When it came time to lay out the images in a new digital album, she considered putting everything in the same order as the original. This would have preserved any chronological order and relationships between photos. In the end, though, Judie decided differently: “I rearranged it more like a storybook and put it in an order that was more interesting.”

Laying out 300 photographs into a 76-page album took a week of full-time effort. Judie copied original captions from photos as well as notes she and my mother had taken years earlier when reviewing the album with their grandmother. Judie also did some background research on photo subjects such as a Pony Express rider who visited the family and Jo’s visit to Camp Funston, Kansas during the flu pandemic of 1918.

Printing the Photo Book

After considering several different printing options, Judie chose Walgreen’s. “Walgreens allowed me the most flexibility because I had an odd number of pages,” she explains. (Some printers, including some we recently reviewed in this article, allow additional pages on top of the standard 20-page book size.) The cost of printing each book was high because there were so many pages (about $75, she thinks), but Judie reduced that cost by using Walgreen’s coupons. In the end, it cost her about $300-400 to print one for each one of Jo’s grandchildren and great-grandchildren in our branch of the family.

“I wish I could have printed a few more, but the album is saved online, so I can print more,” Judie comments. “I can even prepay and send one to a Walgreen’s near someone’s location and they can just pick it up.”

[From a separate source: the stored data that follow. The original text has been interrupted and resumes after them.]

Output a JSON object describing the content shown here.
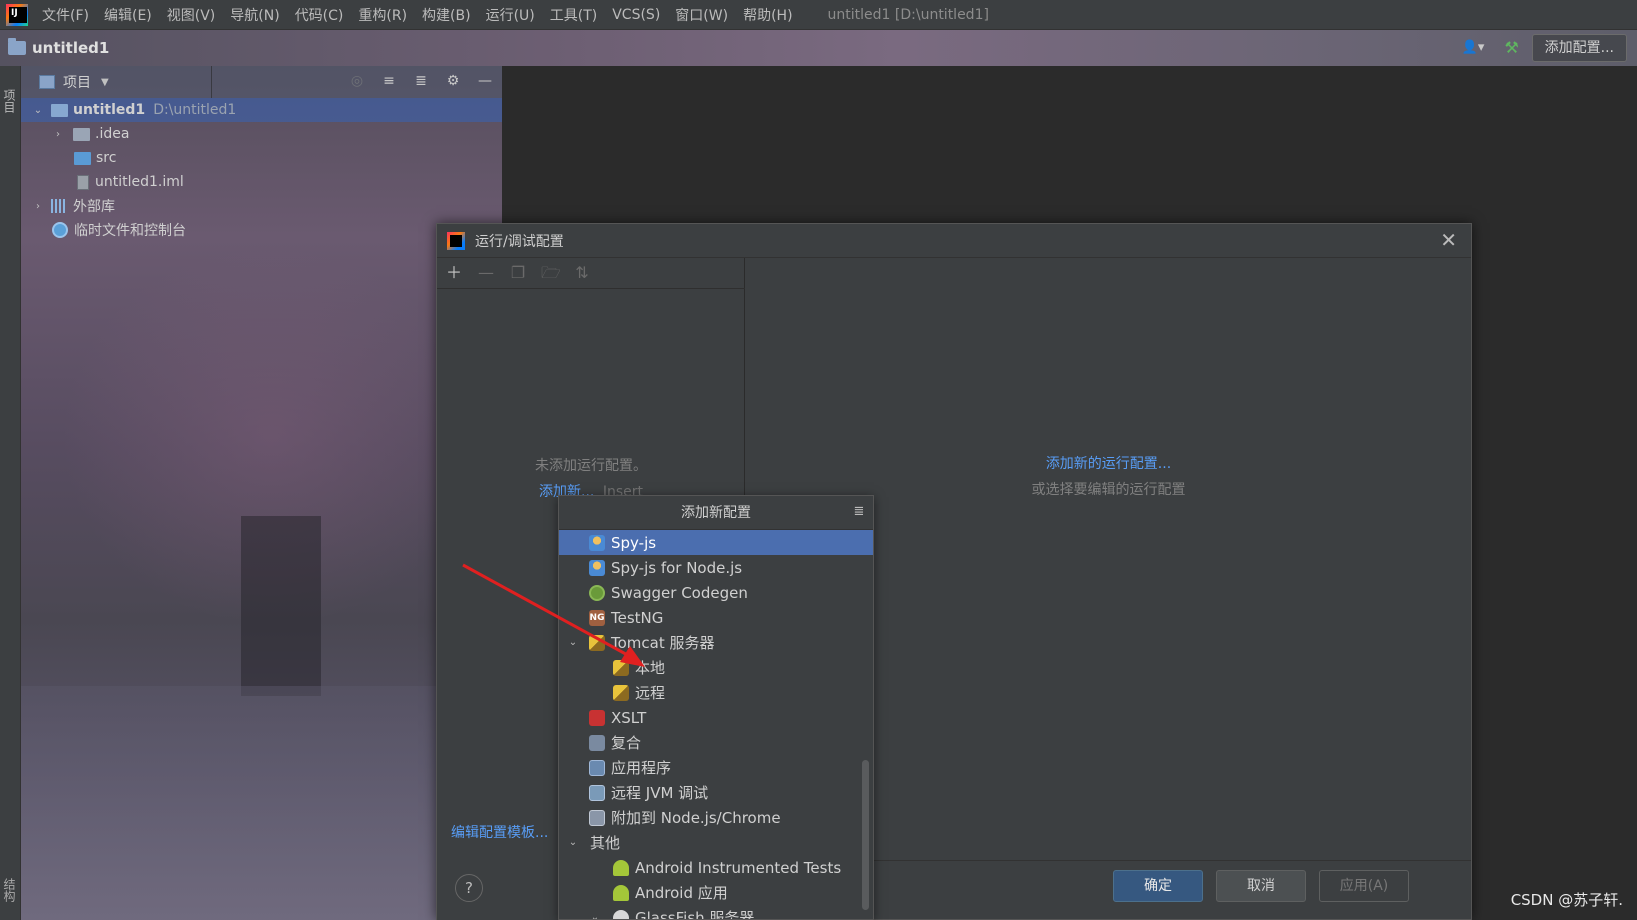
{
  "menubar": {
    "items": [
      "文件(F)",
      "编辑(E)",
      "视图(V)",
      "导航(N)",
      "代码(C)",
      "重构(R)",
      "构建(B)",
      "运行(U)",
      "工具(T)",
      "VCS(S)",
      "窗口(W)",
      "帮助(H)"
    ],
    "window_title": "untitled1 [D:\\untitled1]"
  },
  "navbar": {
    "project": "untitled1",
    "add_config": "添加配置..."
  },
  "left_strip": {
    "project_tab": "项目",
    "structure_tab": "结构"
  },
  "project_panel": {
    "title": "项目",
    "tree": [
      {
        "label": "untitled1",
        "path": "D:\\untitled1"
      },
      {
        "label": ".idea"
      },
      {
        "label": "src"
      },
      {
        "label": "untitled1.iml"
      },
      {
        "label": "外部库"
      },
      {
        "label": "临时文件和控制台"
      }
    ]
  },
  "dialog": {
    "title": "运行/调试配置",
    "empty_text": "未添加运行配置。",
    "add_new_link": "添加新...",
    "add_new_hint": "Insert",
    "edit_templates": "编辑配置模板...",
    "add_new_config_link": "添加新的运行配置...",
    "select_config_text": "或选择要编辑的运行配置",
    "ok": "确定",
    "cancel": "取消",
    "apply": "应用(A)",
    "help": "?"
  },
  "popup": {
    "title": "添加新配置",
    "items": [
      {
        "label": "Spy-js",
        "icon": "spy-js-icon"
      },
      {
        "label": "Spy-js for Node.js",
        "icon": "spy-js-node-icon"
      },
      {
        "label": "Swagger Codegen",
        "icon": "swagger-icon"
      },
      {
        "label": "TestNG",
        "icon": "testng-icon"
      },
      {
        "label": "Tomcat 服务器",
        "icon": "tomcat-icon"
      },
      {
        "label": "本地",
        "icon": "tomcat-local-icon"
      },
      {
        "label": "远程",
        "icon": "tomcat-remote-icon"
      },
      {
        "label": "XSLT",
        "icon": "xslt-icon"
      },
      {
        "label": "复合",
        "icon": "compound-icon"
      },
      {
        "label": "应用程序",
        "icon": "application-icon"
      },
      {
        "label": "远程 JVM 调试",
        "icon": "remote-jvm-icon"
      },
      {
        "label": "附加到 Node.js/Chrome",
        "icon": "attach-node-icon"
      },
      {
        "label": "其他"
      },
      {
        "label": "Android Instrumented Tests",
        "icon": "android-icon"
      },
      {
        "label": "Android 应用",
        "icon": "android-icon"
      },
      {
        "label": "GlassFish 服务器",
        "icon": "glassfish-icon"
      }
    ]
  },
  "watermark": "CSDN @苏子轩.",
  "colors": {
    "selection": "#4b6eaf",
    "link": "#589df6",
    "arrow": "#e02020",
    "primary_button": "#365880"
  }
}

Finally, Judie reassembled the original album contents into a new archival album. Her choice was top-of-the-line, with soft, archival pages and interleaving paper to put between the pages (so photos wouldn’t rub against facing page items when the album was closed). If she were to start the project again now, though, she’d look for an album with sturdier pages and use hinged adhesive strips instead of photo corners (the strips would secure images in place but still to permit the captions on the back to be read).

With each digital album, Judie included a note about why she did the project. Her desire was that we each have a better appreciation for our family’s roots. “Even if it means nothing to you now, I hope your grandchildren will stumble into it and want to see it,” she says. “Well, it means everything to me. It’s clear from Jo’s pictures that I look just like her—and I’m guessing we would be kindred spirits, too. I would have climbed on her brother’s Harley-Davidson motorcycle, too. In a hat.”